Simon believes that nothing creates wealth like capitalism. (Perhaps "free markets" would be better because he seems to merge free markets, wealth and capital.) His main concern is how to expand the success of an economy to its fringes, its outliers. No one will forget the pictures of those people sitting on rooftops during Katrina in New Orleans, people simply unable to take care of themselves. Simon writes, "Capitalism stomped the hell out of Marxism by the end of the 20th century and was predominant in all respects, but the great irony of it is that the only thing that actually works is not ideological, it is impure, has elements of both arguments and never actually achieves any kind of partisan or philosophical perfection." But Capitalism is not a philosophy, it is a technique. "All men are created equal" is a philosophy," the dictatorship of the proletariat is a philosophy, albeit a homicidal one. But where do these ideas merge, become an "impure" amalgam? It seems that Simon wants to share the successes of "capitalism" with those marginalized. How is that "social compact" articulated? And he thinks that "capitalism" has moved into politics: "the last journey for capital in my country has been to buy the electoral process, the one venue for reform that remained to Americans."
There are a lot of ideas milling around here and some are kind and heartfelt. But this thinking always bypasses the basic and obvious problems. Capital, in itself, is nothing more than money. Unrestrained capital is money that might be used in any way, charity, bribery, construction, destruction, savings. Capital is present under any, any system. Aristocracies, kings, guerrilla bands, democracies, theocracies--all have capital. The point is always the underpinning of the culture. What motivates the culture? How is the "social compact" mediated? Acting as if capital and its behavior is "capitalistic" is like using a pirate community as an example of democracy. And trusting someone or some thing to reorder the successes of free markets is staggeringly naive. We are seeing that now in the U.S. and in Russia. Capitalism has created astonishing wealth in the West but that is all it can do.
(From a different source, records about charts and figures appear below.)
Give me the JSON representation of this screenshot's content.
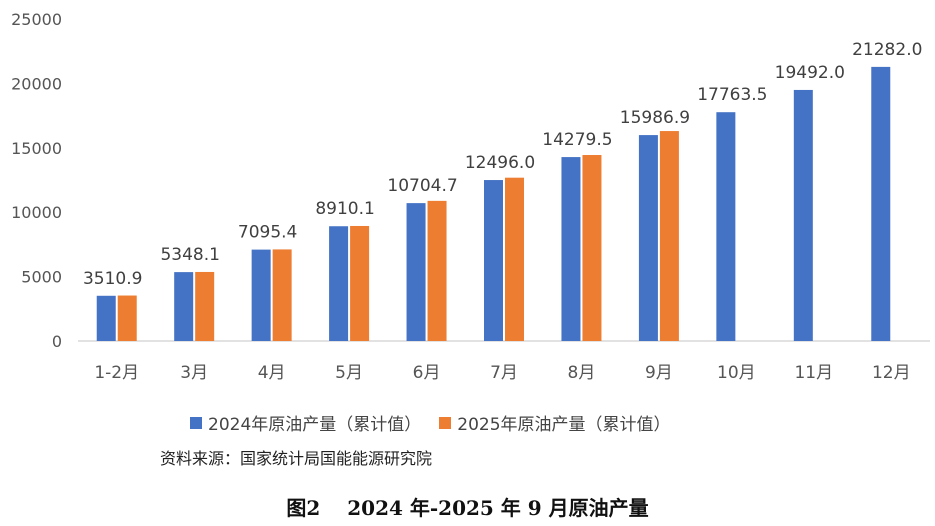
{
  "chart_data": {
    "type": "bar",
    "title": "",
    "xlabel": "",
    "ylabel": "",
    "ylim": [
      0,
      25000
    ],
    "yticks": [
      0,
      5000,
      10000,
      15000,
      20000,
      25000
    ],
    "grid": false,
    "legend_position": "bottom",
    "categories": [
      "1-2月",
      "3月",
      "4月",
      "5月",
      "6月",
      "7月",
      "8月",
      "9月",
      "10月",
      "11月",
      "12月"
    ],
    "series": [
      {
        "name": "2024年原油产量（累计值）",
        "color": "#4472C4",
        "values": [
          3510.9,
          5348.1,
          7095.4,
          8910.1,
          10704.7,
          12496.0,
          14279.5,
          15986.9,
          17763.5,
          19492.0,
          21282.0
        ],
        "labels": [
          "3510.9",
          "5348.1",
          "7095.4",
          "8910.1",
          "10704.7",
          "12496.0",
          "14279.5",
          "15986.9",
          "17763.5",
          "19492.0",
          "21282.0"
        ]
      },
      {
        "name": "2025年原油产量（累计值）",
        "color": "#ED7D31",
        "values": [
          3530,
          5360,
          7110,
          8930,
          10880,
          12680,
          14440,
          16300,
          null,
          null,
          null
        ]
      }
    ]
  },
  "source": "资料来源：国家统计局国能能源研究院",
  "caption": "图2　 2024 年-2025 年 9 月原油产量"
}
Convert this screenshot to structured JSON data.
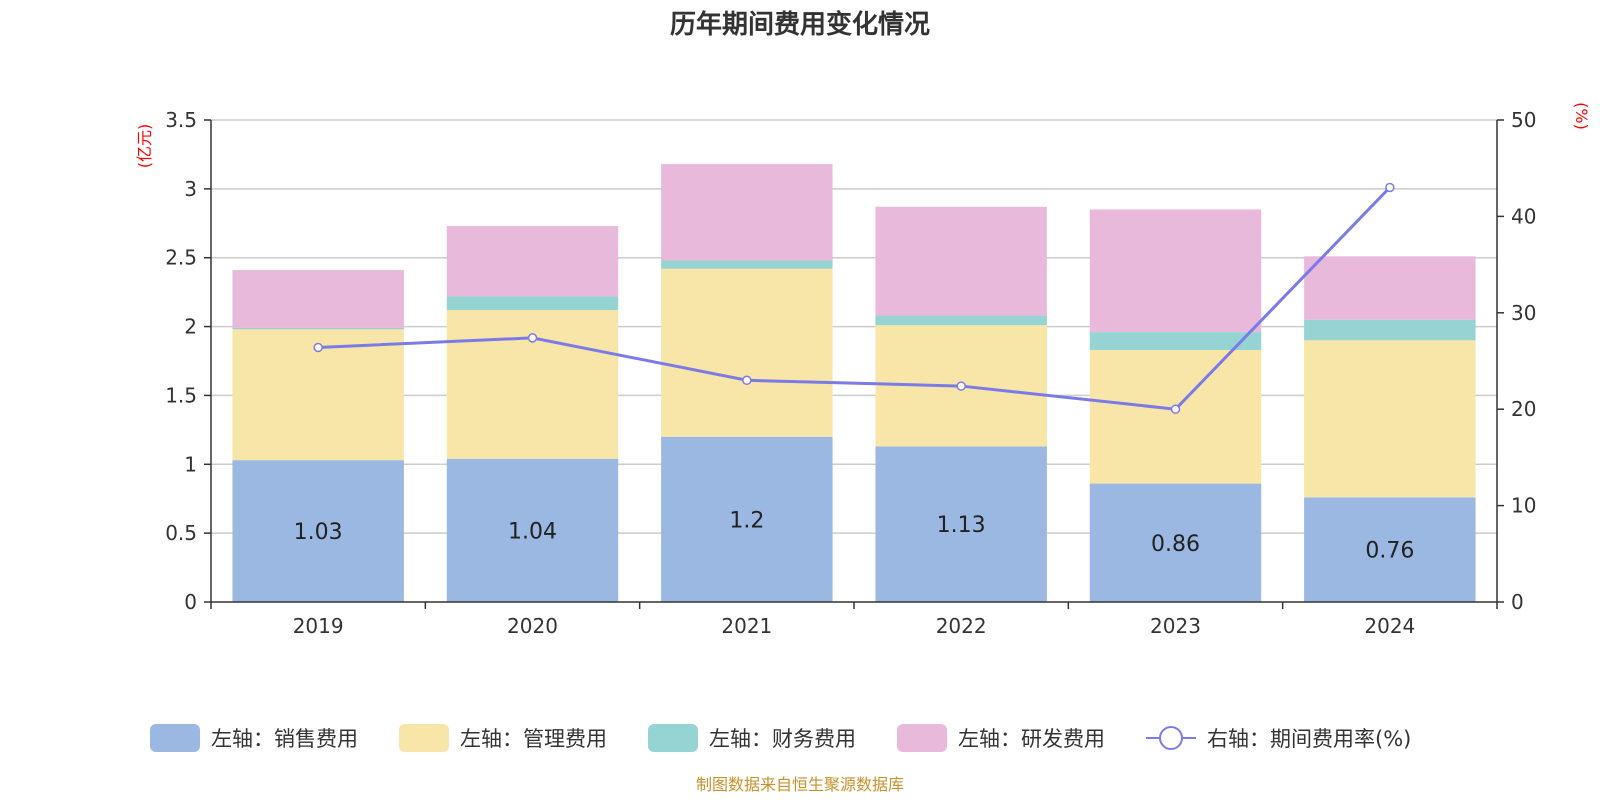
{
  "chart_data": {
    "type": "bar",
    "stacked": true,
    "title": "历年期间费用变化情况",
    "categories": [
      "2019",
      "2020",
      "2021",
      "2022",
      "2023",
      "2024"
    ],
    "left_axis": {
      "unit": "(亿元)",
      "ylim": [
        0,
        3.5
      ],
      "ticks": [
        "0",
        "0.5",
        "1",
        "1.5",
        "2",
        "2.5",
        "3",
        "3.5"
      ]
    },
    "right_axis": {
      "unit": "(%)",
      "ylim": [
        0,
        50
      ],
      "ticks": [
        "0",
        "10",
        "20",
        "30",
        "40",
        "50"
      ]
    },
    "series": [
      {
        "name": "左轴：销售费用",
        "color": "#9bb8e2",
        "axis": "left",
        "values": [
          1.03,
          1.04,
          1.2,
          1.13,
          0.86,
          0.76
        ],
        "labels": [
          "1.03",
          "1.04",
          "1.2",
          "1.13",
          "0.86",
          "0.76"
        ]
      },
      {
        "name": "左轴：管理费用",
        "color": "#f8e6a8",
        "axis": "left",
        "values": [
          0.95,
          1.08,
          1.22,
          0.88,
          0.97,
          1.14
        ]
      },
      {
        "name": "左轴：财务费用",
        "color": "#96d3d3",
        "axis": "left",
        "values": [
          0.01,
          0.1,
          0.06,
          0.07,
          0.13,
          0.15
        ]
      },
      {
        "name": "左轴：研发费用",
        "color": "#e8b9da",
        "axis": "left",
        "values": [
          0.42,
          0.51,
          0.7,
          0.79,
          0.89,
          0.46
        ]
      }
    ],
    "line_series": {
      "name": "右轴：期间费用率(%)",
      "color": "#7b7be8",
      "axis": "right",
      "values": [
        26.4,
        27.4,
        23.0,
        22.4,
        20.0,
        43.0
      ]
    },
    "legend_position": "bottom",
    "grid": true
  },
  "source": "制图数据来自恒生聚源数据库"
}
In essence Simon is correct. There is a growing disparity in the nation, and in the world. Some are indeed becoming "unnecessary." This despite the poorest in America would likely be the envy of most men in history. But this separation points to many things, and capital is only one--probably minor--part. He writes, "Mistaking capitalism for a blueprint as to how to build a society strikes me as a really dangerous idea in a bad way." That is the basic problem: No one thinks capitalism is a blueprint--or should. Individual worth, freedom, the value of the unfettered human spirit, the interconnectedness of all men---those are blueprints for society. The problem is not that we have a capitalistic blueprint, it is that we have no blueprint. Reading about the vultures feeding on the wounded during the sub-prime mortgage crisis will show you that some people, regardless of the economic system, will be grasping and ruthless. And without pity; the astonishing thing was how they worked with such self-absorbed, wolfish isolation. They were no more or less capitalistic than Bonny and Clyde.
Spreading money around might make some averages look better but will only paper over fatal problems. The foundations of the culture are the essence here. And no extrinsic economic system, no isolated political philosophy asynchronous with the human mind and heart will work.
Nor will they order disordered thinking.